Like many Kremlin proxies, Zeman often reiterates Kremlin messages, including denying the presence of organized Russian troops in Ukraine, arguing that Crimea is Russian, and demanding that the West lift the sanctions it imposed on Russia. He is portrayed by Russian propaganda as an independent, strong anti-American leader who adores Putin. If size of countries is taken into account, Zeman, the president of a country with 10 million people, is the second most quoted European leader in the Russian information space, right after German Chancellor Angela Merkel. He also serves Chinese interests, even acquiring a Chinese advisor at the Czech Presidential Office.
Zeman systematically aids Kremlin goals inside the Czech Republic. Local extremists and conspirators are fed pro-Kremlin disinformation, which they gladly reproduce, as they share the same enemy as Moscow: media and the political mainstream. The disinformation community is usually fringe and irrelevant, unless they find strong political figures who deliver legitimacy. As the Czech Security Information Service points out, Russia’s goal is to create the perception that “everyone is lying” to “weaken the society’s will for resistance.” Zeman has spent years legitimizing disinformation outlets by giving them dozens of interviews in which he attacks mainstream politics. Those attacks have become relevant today, for the Czech disinformation community is now attacking Zeman’s challenger, Jiří Drahoš, in the presidential race.
The Russian Connection
How has Miloš Zeman, the former Czech prime minister who led the country in joining the EU and NATO, become a person who clearly serves Russian interests?
During his retirement period (2003-2012), the Czechians neglected Zeman. In contrast, the Russians took notice of him. Since 2003, he has been invited to the Dialogue of Civilisations Forum by Vladimir Jakunin, a former KGB officer and prior member of Putin’s inner circle. Jakunin is also on the U.S. sanctions list. Zeman has since maintained the friendship, meeting Jakunin regularly and even attending his forum several times while president. Despite Zeman’s position as head of state, various expenses were covered by Jakunin’s organization.

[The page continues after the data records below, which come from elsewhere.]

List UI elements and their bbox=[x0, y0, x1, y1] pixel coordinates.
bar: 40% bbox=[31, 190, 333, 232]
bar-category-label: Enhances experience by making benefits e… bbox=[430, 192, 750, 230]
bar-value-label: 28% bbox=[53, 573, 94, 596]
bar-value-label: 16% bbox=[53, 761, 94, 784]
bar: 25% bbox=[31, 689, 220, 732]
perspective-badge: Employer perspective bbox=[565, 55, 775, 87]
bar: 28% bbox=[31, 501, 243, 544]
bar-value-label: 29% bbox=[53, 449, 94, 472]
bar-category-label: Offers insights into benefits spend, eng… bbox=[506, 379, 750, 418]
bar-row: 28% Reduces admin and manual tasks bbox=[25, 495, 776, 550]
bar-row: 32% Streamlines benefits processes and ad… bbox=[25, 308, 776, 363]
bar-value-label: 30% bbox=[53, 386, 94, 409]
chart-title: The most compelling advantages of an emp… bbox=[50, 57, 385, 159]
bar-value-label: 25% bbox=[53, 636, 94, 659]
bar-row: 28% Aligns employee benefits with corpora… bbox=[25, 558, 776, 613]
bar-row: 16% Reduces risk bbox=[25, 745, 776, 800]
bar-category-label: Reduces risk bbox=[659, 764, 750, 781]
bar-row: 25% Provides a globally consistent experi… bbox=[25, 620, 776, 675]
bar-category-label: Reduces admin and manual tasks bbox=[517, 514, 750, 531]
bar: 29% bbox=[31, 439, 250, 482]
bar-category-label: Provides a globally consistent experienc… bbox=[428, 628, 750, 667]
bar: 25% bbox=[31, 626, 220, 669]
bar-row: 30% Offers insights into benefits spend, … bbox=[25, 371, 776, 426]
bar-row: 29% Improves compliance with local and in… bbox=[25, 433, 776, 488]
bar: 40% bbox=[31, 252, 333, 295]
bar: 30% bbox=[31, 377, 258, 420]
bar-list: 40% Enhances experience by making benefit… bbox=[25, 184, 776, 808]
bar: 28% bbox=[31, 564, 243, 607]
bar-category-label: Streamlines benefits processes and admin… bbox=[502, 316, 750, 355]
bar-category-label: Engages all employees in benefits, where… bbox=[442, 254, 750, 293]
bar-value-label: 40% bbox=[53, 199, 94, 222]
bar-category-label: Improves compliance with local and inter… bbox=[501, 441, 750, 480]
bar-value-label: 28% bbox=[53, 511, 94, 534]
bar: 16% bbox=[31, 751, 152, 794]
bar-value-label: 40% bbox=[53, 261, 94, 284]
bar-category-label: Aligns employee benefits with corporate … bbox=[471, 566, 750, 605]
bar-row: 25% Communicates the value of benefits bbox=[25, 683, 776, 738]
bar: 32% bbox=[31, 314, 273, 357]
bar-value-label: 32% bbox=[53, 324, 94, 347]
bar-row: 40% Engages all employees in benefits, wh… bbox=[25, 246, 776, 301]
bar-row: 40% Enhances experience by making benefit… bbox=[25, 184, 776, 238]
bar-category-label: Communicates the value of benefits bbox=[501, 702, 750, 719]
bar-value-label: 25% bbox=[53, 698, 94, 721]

Martin Nejedlý is Zeman’s closest aide. Nejedlý is a Czech citizen who spent most of the 1990s doing business in Russia and working closely with Moscow’s political elite. After returning to Prague in the early 2000s, he launched Lukoil Aviation Czech, a Czech branch of Kremlin-linked company Lukoil. Since 2009, Mr. Nejedlý has co-founded and run a political movement for Zeman that has become a springboard for Zeman’s presidential bid. After Zeman became president in 2013, Nejedlý became his formal external advisor, occupying a privileged office in the Prague Castle. Nejedlý receives no pay, has no official working contract and no security clearance. Czech security agencies consider the president’s office a murky place: Zeman’s chief of staff’s application for top secret security clearance was declined, and his chief of military office lost his top secret clearance.
Since 2015, Nejedlý has changed his modus operandi from hiding to appearing publicly next to Zeman. He accompanies the president on foreign trips to the East and has attended numerous meetings between Zeman and Putin. Investigators revealed that Nejedlý has nearly isolated Zeman; he controls the information that the Czech president receives and lobbies for Rosatom to acquire strategic deals surrounding Czech nuclear power plants. If Nejedlý manages to push a major Russian energy deal through the Czech government, Prague may be partially controlled by heavy Kremlin geopolitical influence, as is the case in Hungary and Serbia.
When Nejedlý acquired considerable debt, Russians bailed him out. His position as external advisor came under threat when he owed approximately $1 million euros to the Czech state, but in October 2016, Lukoil’s Moscow headquarters paid off his debt. The Kremlin managed to keep its insider next to the Czech president in time for presidential elections, which finish on Saturday. If Zeman wins re-election, Putin will maintain his ally in Central Europe until 2023. Through aiding proxies such as Nejedlý, Moscow is able to buy influence in the highest levels of European politics.
Jakub Janda is the head of the Kremlin Watch Program at the Prague-based European Values Think-Tank.